Além das implicações imediatas para os atores e escritores, a greve colocou em evidência uma conversa mais ampla sobre a inteligência artificial e seu impacto na sociedade. Coincidindo com a greve, o presidente dos EUA, Joe Biden, assinou uma ordem executiva ampla com o objetivo de limitar o poder do uso comercial de IA. O SAG aproveitou esse momento para enfatizar a necessidade de os trabalhadores e sindicatos permanecerem na vanguarda do desenvolvimento de políticas relacionadas à inteligência artificial.
A questão subjacente da greve de Hollywood, tanto para os escritores quanto para os atores, era a viabilidade de manter um estilo de vida de classe média frente a um modelo de negócios que parecia desatualizado. A SAG apontou a necessidade de modelos de pagamento para streaming que se equiparassem aos lucros obtidos por conteúdos transmitidos em redes de televisão tradicionais, – um ponto crítico em um cenário onde as plataformas de streaming dominam o consumo de entretenimento.
Com a conclusão das greves, há um otimismo, embora ainda relutante, de que questões fundamentais foram abordadas e que a indústria pode agora avançar para um período mais estável e justo, o que significa que as produções, desde “Gladiator 2” até “Andor”, podem retomar as filmagens.
Shawn Levy, diretor do terceiro filme “Deadpool”, comentou em agosto à WIRED, que estaria pronto para voltar às gravações no Reino Unido tão logo a greve de Hollywood acabasse. Chegou a hora!
O fim das greves é um sinal de que, embora a tecnologia continue a desafiar as normas estabelecidas, há um compromisso renovado com a proteção e valorização do elemento humano na arte do storytelling.

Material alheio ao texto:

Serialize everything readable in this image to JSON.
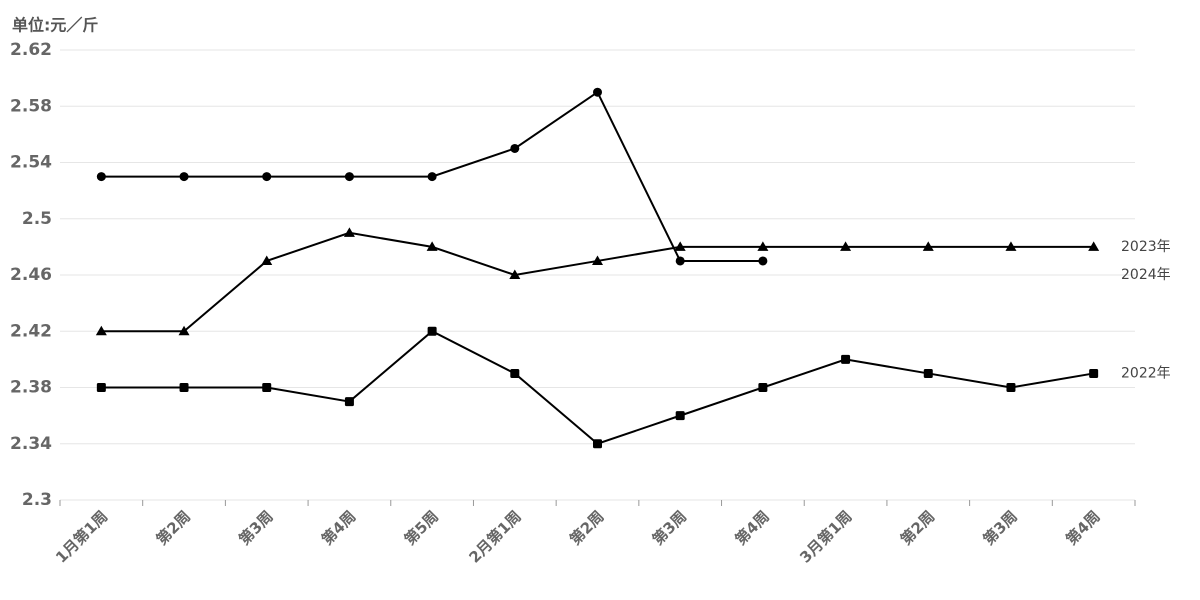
{
  "chart_data": {
    "type": "line",
    "y_axis_label": "单位:元／斤",
    "categories": [
      "1月第1周",
      "第2周",
      "第3周",
      "第4周",
      "第5周",
      "2月第1周",
      "第2周",
      "第3周",
      "第4周",
      "3月第1周",
      "第2周",
      "第3周",
      "第4周"
    ],
    "series": [
      {
        "name": "2023年",
        "color": "#000000",
        "marker": "triangle",
        "values": [
          2.42,
          2.42,
          2.47,
          2.49,
          2.48,
          2.46,
          2.47,
          2.48,
          2.48,
          2.48,
          2.48,
          2.48,
          2.48
        ]
      },
      {
        "name": "2024年",
        "color": "#000000",
        "marker": "circle",
        "values": [
          2.53,
          2.53,
          2.53,
          2.53,
          2.53,
          2.55,
          2.59,
          2.47,
          2.47,
          null,
          null,
          null,
          null
        ]
      },
      {
        "name": "2022年",
        "color": "#000000",
        "marker": "square",
        "values": [
          2.38,
          2.38,
          2.38,
          2.37,
          2.42,
          2.39,
          2.34,
          2.36,
          2.38,
          2.4,
          2.39,
          2.38,
          2.39
        ]
      }
    ],
    "ylim": [
      2.3,
      2.62
    ],
    "yticks": [
      2.3,
      2.34,
      2.38,
      2.42,
      2.46,
      2.5,
      2.54,
      2.58,
      2.62
    ],
    "grid": true
  }
}
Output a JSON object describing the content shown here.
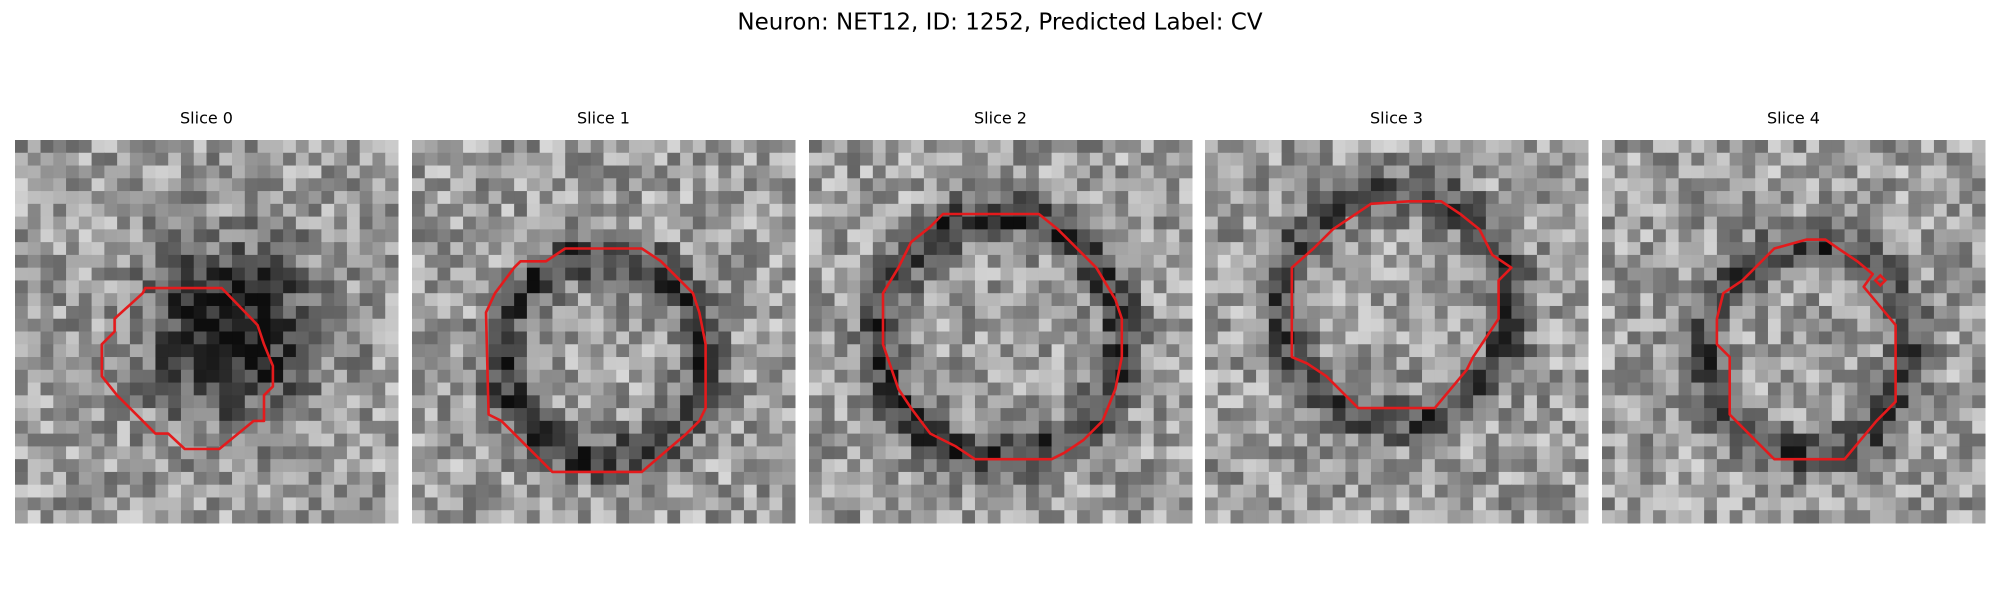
{
  "header": {
    "title": "Neuron: NET12, ID: 1252, Predicted Label: CV"
  },
  "panels": [
    {
      "title": "Slice 0"
    },
    {
      "title": "Slice 1"
    },
    {
      "title": "Slice 2"
    },
    {
      "title": "Slice 3"
    },
    {
      "title": "Slice 4"
    }
  ]
}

A greve de Hollywood chamou atenção do mundo todo, e este acordo é um marco, não apenas para os envolvidos diretamente, mas também como um exemplo de como as indústrias criativas podem negociar a integração da tecnologia de forma que respeite e compense justamente os criadores. O futuro do entretenimento, indubitavelmente, contará com inteligência artificial, mas com a perspectiva de que a tecnologia deve complementar, e não usurpar, a contribuição humana.